I’m seeing some unexpected behaviour with the midstream flag.
As an example;
With Suricata deployed with stream.midstream: false, I’m receiving a stream of “X” http logs/second.
With Suricata deployed with stream.midstream: true, I’m receiving considerably less (on the order of 10% of X)
I have reproduced this multiple times with both Suricata 6.0.2 and 6.0.4.
This doesn’t make sense to me.
My understanding is that with midstream = false, Suricata will ignore TCP streams that it hasn’t seen the 3-way-handshake, and with midstream = true, it will attempt to inspect those flows.
Based on that description, setting midstream = true should, if anything, be providing more logs, not less (i…e, suricata should see all the flows it would have with midstream = false, but it will also inspect flows where it missed the handshake), correct?
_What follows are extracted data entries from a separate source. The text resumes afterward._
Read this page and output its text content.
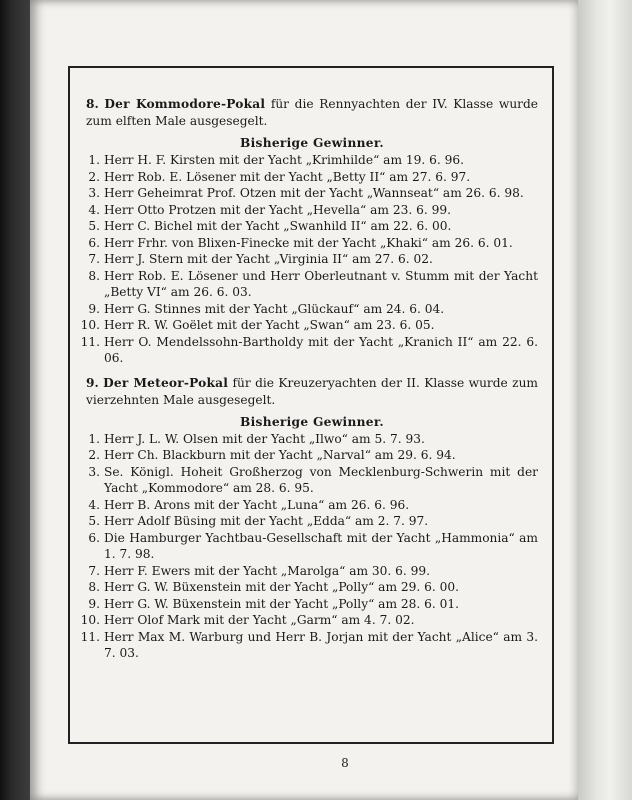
8. Der Kommodore-Pokal für die Rennyachten der IV. Klasse wurde zum elften Male ausgesegelt.

Bisherige Gewinner.
1. Herr H. F. Kirsten mit der Yacht „Krimhilde“ am 19. 6. 96.
2. Herr Rob. E. Lösener mit der Yacht „Betty II“ am 27. 6. 97.
3. Herr Geheimrat Prof. Otzen mit der Yacht „Wannseat“ am 26. 6. 98.
4. Herr Otto Protzen mit der Yacht „Hevella“ am 23. 6. 99.
5. Herr C. Bichel mit der Yacht „Swanhild II“ am 22. 6. 00.
6. Herr Frhr. von Blixen-Finecke mit der Yacht „Khaki“ am 26. 6. 01.
7. Herr J. Stern mit der Yacht „Virginia II“ am 27. 6. 02.
8. Herr Rob. E. Lösener und Herr Oberleutnant v. Stumm mit der Yacht „Betty VI“ am 26. 6. 03.
9. Herr G. Stinnes mit der Yacht „Glückauf“ am 24. 6. 04.
10. Herr R. W. Goëlet mit der Yacht „Swan“ am 23. 6. 05.
11. Herr O. Mendelssohn-Bartholdy mit der Yacht „Kranich II“ am 22. 6. 06.

9. Der Meteor-Pokal für die Kreuzeryachten der II. Klasse wurde zum vierzehnten Male ausgesegelt.

Bisherige Gewinner.
1. Herr J. L. W. Olsen mit der Yacht „Ilwo“ am 5. 7. 93.
2. Herr Ch. Blackburn mit der Yacht „Narval“ am 29. 6. 94.
3. Se. Königl. Hoheit Großherzog von Mecklenburg-Schwerin mit der Yacht „Kommodore“ am 28. 6. 95.
4. Herr B. Arons mit der Yacht „Luna“ am 26. 6. 96.
5. Herr Adolf Büsing mit der Yacht „Edda“ am 2. 7. 97.
6. Die Hamburger Yachtbau-Gesellschaft mit der Yacht „Hammonia“ am 1. 7. 98.
7. Herr F. Ewers mit der Yacht „Marolga“ am 30. 6. 99.
8. Herr G. W. Büxenstein mit der Yacht „Polly“ am 29. 6. 00.
9. Herr G. W. Büxenstein mit der Yacht „Polly“ am 28. 6. 01.
10. Herr Olof Mark mit der Yacht „Garm“ am 4. 7. 02.
11. Herr Max M. Warburg und Herr B. Jorjan mit der Yacht „Alice“ am 3. 7. 03.
8
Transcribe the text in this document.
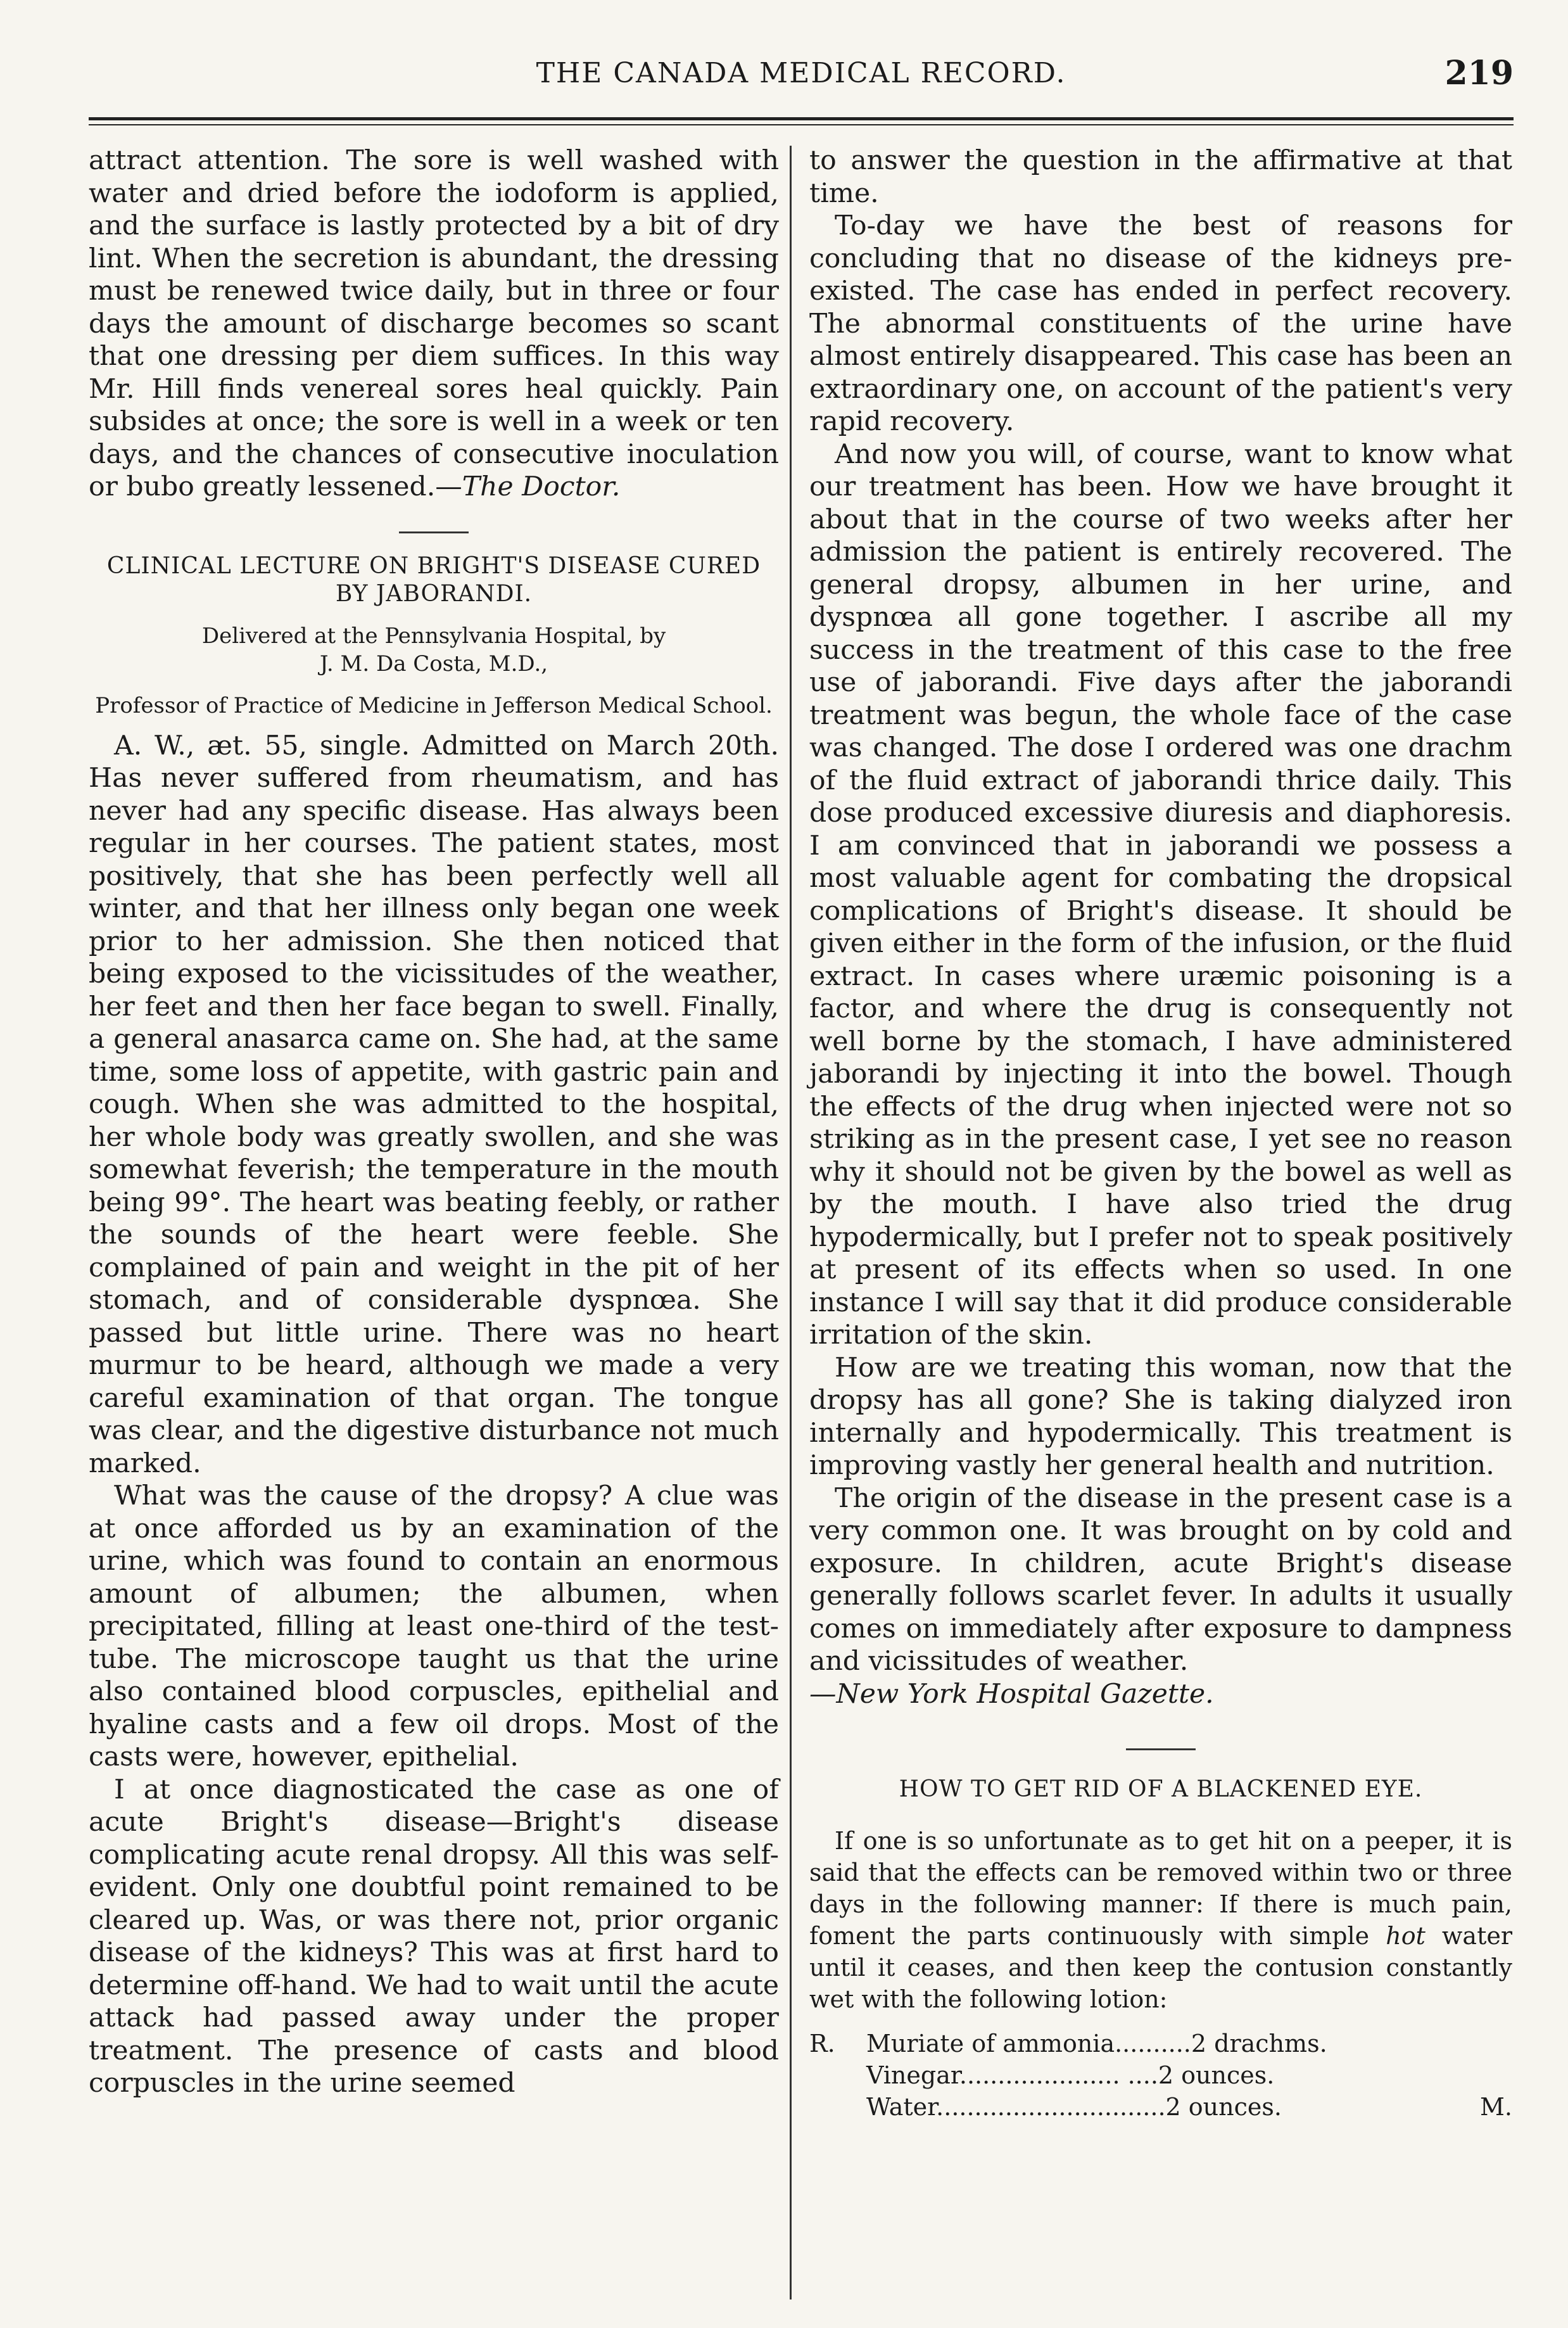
THE CANADA MEDICAL RECORD.	219

attract attention. The sore is well washed with water and dried before the iodoform is applied, and the surface is lastly protected by a bit of dry lint. When the secretion is abundant, the dressing must be renewed twice daily, but in three or four days the amount of discharge becomes so scant that one dressing per diem suffices. In this way Mr. Hill finds venereal sores heal quickly. Pain subsides at once; the sore is well in a week or ten days, and the chances of consecutive inoculation or bubo greatly lessened.—The Doctor.

CLINICAL LECTURE ON BRIGHT'S DISEASE CURED BY JABORANDI.

Delivered at the Pennsylvania Hospital, by

J. M. Da Costa, M.D.,

Professor of Practice of Medicine in Jefferson Medical School.

A. W., æt. 55, single. Admitted on March 20th. Has never suffered from rheumatism, and has never had any specific disease. Has always been regular in her courses. The patient states, most positively, that she has been perfectly well all winter, and that her illness only began one week prior to her admission. She then noticed that being exposed to the vicissitudes of the weather, her feet and then her face began to swell. Finally, a general anasarca came on. She had, at the same time, some loss of appetite, with gastric pain and cough. When she was admitted to the hospital, her whole body was greatly swollen, and she was somewhat feverish; the temperature in the mouth being 99°. The heart was beating feebly, or rather the sounds of the heart were feeble. She complained of pain and weight in the pit of her stomach, and of considerable dyspnœa. She passed but little urine. There was no heart murmur to be heard, although we made a very careful examination of that organ. The tongue was clear, and the digestive disturbance not much marked.

What was the cause of the dropsy? A clue was at once afforded us by an examination of the urine, which was found to contain an enormous amount of albumen; the albumen, when precipitated, filling at least one-third of the test-tube. The microscope taught us that the urine also contained blood corpuscles, epithelial and hyaline casts and a few oil drops. Most of the casts were, however, epithelial.

I at once diagnosticated the case as one of acute Bright's disease—Bright's disease complicating acute renal dropsy. All this was self-evident. Only one doubtful point remained to be cleared up. Was, or was there not, prior organic disease of the kidneys? This was at first hard to determine off-hand. We had to wait until the acute attack had passed away under the proper treatment. The presence of casts and blood corpuscles in the urine seemed

to answer the question in the affirmative at that time.

To-day we have the best of reasons for concluding that no disease of the kidneys pre-existed. The case has ended in perfect recovery. The abnormal constituents of the urine have almost entirely disappeared. This case has been an extraordinary one, on account of the patient's very rapid recovery.

And now you will, of course, want to know what our treatment has been. How we have brought it about that in the course of two weeks after her admission the patient is entirely recovered. The general dropsy, albumen in her urine, and dyspnœa all gone together. I ascribe all my success in the treatment of this case to the free use of jaborandi. Five days after the jaborandi treatment was begun, the whole face of the case was changed. The dose I ordered was one drachm of the fluid extract of jaborandi thrice daily. This dose produced excessive diuresis and diaphoresis. I am convinced that in jaborandi we possess a most valuable agent for combating the dropsical complications of Bright's disease. It should be given either in the form of the infusion, or the fluid extract. In cases where uræmic poisoning is a factor, and where the drug is consequently not well borne by the stomach, I have administered jaborandi by injecting it into the bowel. Though the effects of the drug when injected were not so striking as in the present case, I yet see no reason why it should not be given by the bowel as well as by the mouth. I have also tried the drug hypodermically, but I prefer not to speak positively at present of its effects when so used. In one instance I will say that it did produce considerable irritation of the skin.

How are we treating this woman, now that the dropsy has all gone? She is taking dialyzed iron internally and hypodermically. This treatment is improving vastly her general health and nutrition.

The origin of the disease in the present case is a very common one. It was brought on by cold and exposure. In children, acute Bright's disease generally follows scarlet fever. In adults it usually comes on immediately after exposure to dampness and vicissitudes of weather.

—New York Hospital Gazette.

HOW TO GET RID OF A BLACKENED EYE.

If one is so unfortunate as to get hit on a peeper, it is said that the effects can be removed within two or three days in the following manner: If there is much pain, foment the parts continuously with simple hot water until it ceases, and then keep the contusion constantly wet with the following lotion:

R.	Muriate of ammonia..........2 drachms.
Vinegar..................... ....2 ounces.
Water..............................2 ounces.	M.
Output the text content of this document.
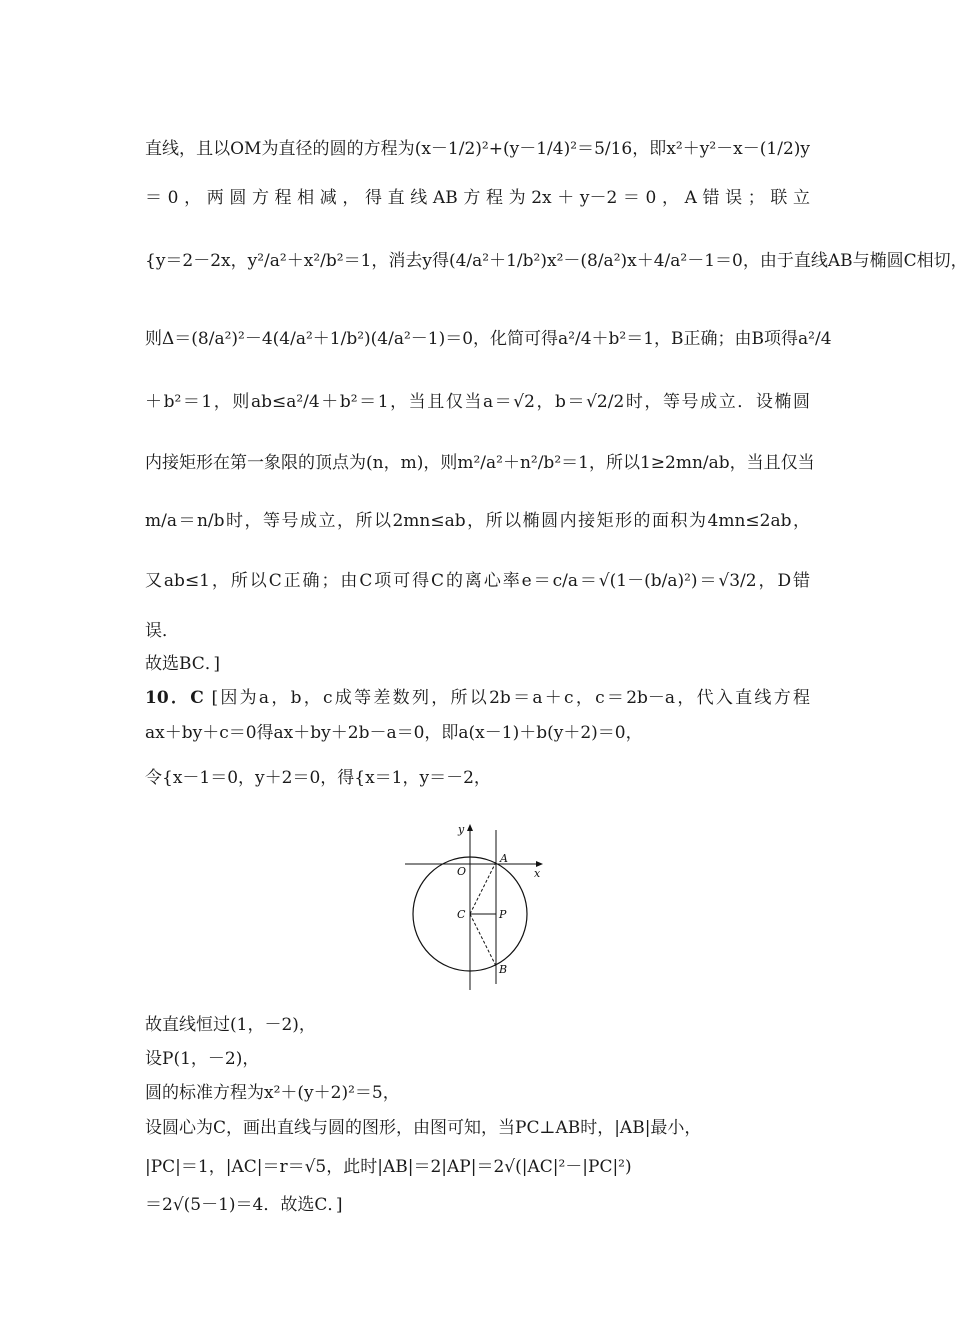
直线，且以OM为直径的圆的方程为(x－1/2)²+(y－1/4)²＝5/16，即x²＋y²－x－(1/2)y
＝0，两圆方程相减，得直线AB方程为2x＋y－2＝0，A错误；联立
{y＝2－2x，y²/a²＋x²/b²＝1，消去y得(4/a²＋1/b²)x²－(8/a²)x＋4/a²－1＝0，由于直线AB与椭圆C相切，
则Δ＝(8/a²)²－4(4/a²＋1/b²)(4/a²－1)＝0，化简可得a²/4＋b²＝1，B正确；由B项得a²/4
＋b²＝1，则ab≤a²/4＋b²＝1，当且仅当a＝√2，b＝√2/2时，等号成立．设椭圆
内接矩形在第一象限的顶点为(n，m)，则m²/a²＋n²/b²＝1，所以1≥2mn/ab，当且仅当
m/a＝n/b时，等号成立，所以2mn≤ab，所以椭圆内接矩形的面积为4mn≤2ab，
又ab≤1，所以C正确；由C项可得C的离心率e＝c/a＝√(1－(b/a)²)＝√3/2，D错
误．
故选BC．]
10．C [因为a，b，c成等差数列，所以2b＝a＋c，c＝2b－a，代入直线方程
ax＋by＋c＝0得ax＋by＋2b－a＝0，即a(x－1)＋b(y＋2)＝0，
令{x－1＝0，y＋2＝0，得{x＝1，y＝－2，
y
x
O
A
C	P
B
故直线恒过(1，－2)，
设P(1，－2)，
圆的标准方程为x²＋(y＋2)²＝5，
设圆心为C，画出直线与圆的图形，由图可知，当PC⊥AB时，|AB|最小，
|PC|＝1，|AC|＝r＝√5，此时|AB|＝2|AP|＝2√(|AC|²－|PC|²)
＝2√(5－1)＝4．故选C．]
I’m wondering if anyone can provide some insight into what might be happening and/or investigation steps?
In parallel, I’m going to attempt to trace through the source to see if I can find out where the disconnect is.
What does the memory usage (memcap/memuse counters) look like? It is conceivable that inspecting more leads to more memory use. Similar more work can lead to more pkt drops, which might hurt all the sessions.
This is exactly where my investigation has led me, as well
I apparently missed it, on the initial pass of stats, but there are non-zero tcp.segment_memcap_drop
We didn’t see this in Suricata 4 w/ midstream == true, so I guess Suricata 6 is generally consuming more of the tcp buffer per flow? I thought this memory space was largely used to tcp reassembly, though, so the main contributor to growth would be proportional to the traffic, and not affected by version of suricata (?).
I’m currently investigating different tweaks to these parameters to see whether I can avoid these drops.
On of the changes since suri 4 is that more protocols are capable of keeping track of things when there is packet loss, where previously a single lost data segment in HTTP for example would stop HTTP traffic for that session completely. The consequence is that in a scenario where we are overwhelmed we continue to use more resources than before.